Who Will Challenge Geraint Thomas & Team Sky Next Year?

Thomas won the 2018 Tour de France on the strength of Sky’s roster. Other teams must learn how to break it up.


Whit Yost |

Geraint Thomas won the 2018 Tour de France on Sunday, earning the biggest victory of his career so far. The 32-year-old Welshman finished nearly two minutes ahead of Sunweb’s Tom Dumoulin and 2:24 ahead of his Sky teammate Chris Froome in the General Classification.

Team Sky has now won six of the last seven Tours – first with Bradley Wiggins in 2012; then with Froome in 2013, 2015, 2016, and 2017; and, now, with Thomas. This last win is perhaps the most remarkable, given that Thomas’ previously best Grand Tour finish was 15th place in both 2015 and 2016.

Froome had entered the race this year aiming for a rare fifth Tour de France title.

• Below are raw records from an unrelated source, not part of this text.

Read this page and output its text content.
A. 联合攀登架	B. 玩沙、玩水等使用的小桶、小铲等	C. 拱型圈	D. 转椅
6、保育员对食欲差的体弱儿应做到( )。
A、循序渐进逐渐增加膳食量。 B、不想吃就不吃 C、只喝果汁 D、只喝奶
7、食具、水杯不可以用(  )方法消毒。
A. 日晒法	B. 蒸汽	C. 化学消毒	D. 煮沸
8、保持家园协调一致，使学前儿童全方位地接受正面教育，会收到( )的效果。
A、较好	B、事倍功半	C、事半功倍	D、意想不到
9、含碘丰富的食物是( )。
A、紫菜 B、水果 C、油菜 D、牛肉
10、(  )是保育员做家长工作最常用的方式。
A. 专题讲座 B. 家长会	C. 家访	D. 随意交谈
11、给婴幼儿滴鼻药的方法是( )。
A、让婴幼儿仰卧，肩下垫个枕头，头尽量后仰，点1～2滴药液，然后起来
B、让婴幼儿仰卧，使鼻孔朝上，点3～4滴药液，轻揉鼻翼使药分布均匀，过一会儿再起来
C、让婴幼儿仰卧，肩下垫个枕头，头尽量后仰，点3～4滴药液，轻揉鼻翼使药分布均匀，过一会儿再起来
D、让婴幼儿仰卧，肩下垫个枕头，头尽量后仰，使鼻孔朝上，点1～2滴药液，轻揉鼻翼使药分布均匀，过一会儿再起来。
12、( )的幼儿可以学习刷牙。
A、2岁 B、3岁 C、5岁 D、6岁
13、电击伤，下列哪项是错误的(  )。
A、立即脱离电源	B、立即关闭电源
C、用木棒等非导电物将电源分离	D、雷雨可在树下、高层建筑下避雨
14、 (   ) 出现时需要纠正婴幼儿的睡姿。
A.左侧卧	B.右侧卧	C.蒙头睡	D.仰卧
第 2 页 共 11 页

But, perhaps too tired from winning the Giro d’Italia in May, he fell short. After Thomas won Stage 11, took the yellow jersey, and defended it with yet another Alpine stage win the following day, Sky’s leadership was called into question. But Thomas held onto the yellow through the Pyrenees, and Froome took a step back to start riding for his teammate. By the end of Stage 17, Thomas’ victory was all but secured.

Now, the question is: What happens next year?

The 2019 Tour should be one of the more open in recent memory, with both Thomas and Froome returning for Team Sky. And the second-placed Tom Dumoulin is already saying that he will focus all of his efforts on winning the Tour next year.

TOUR DE FRANCE
Getty Images JEFF PACHOUD

Don’t overlook fourth-place finisher Primož Roglič. The Slovenian has only raced three Grand Tours, but he’s won stages in all three. As he gains more experience, we have to wonder if his ceiling will continue to rise. A proven all-rounder who can both climb and time trial with the best, he’s a serious threat to win the Tour one day.

In the end, it will come down to the roster Sky puts together. If the team can retain (or strengthen) a lineup that includes some of the best riders in the sport – including climbing sensation Egan Bernal, one of the Tour’s most promising riders this year – there might be little the competition can do other than fight for second- and third-place overall.

Let’s hope the tactics employed by Movistar and LottoNL-Jumbo late in this year’s race – sending riders up the road early in to isolate Sky’s leaders in the finale – encourage them next year. If they take a similar approach earlier in the race, it could yield a different result.

For now though, we’ll wait for October and the announcement of next year’s course. At that point, we’ll have a better idea as to which riders have the best chance of winning the 106th edition of the Tour.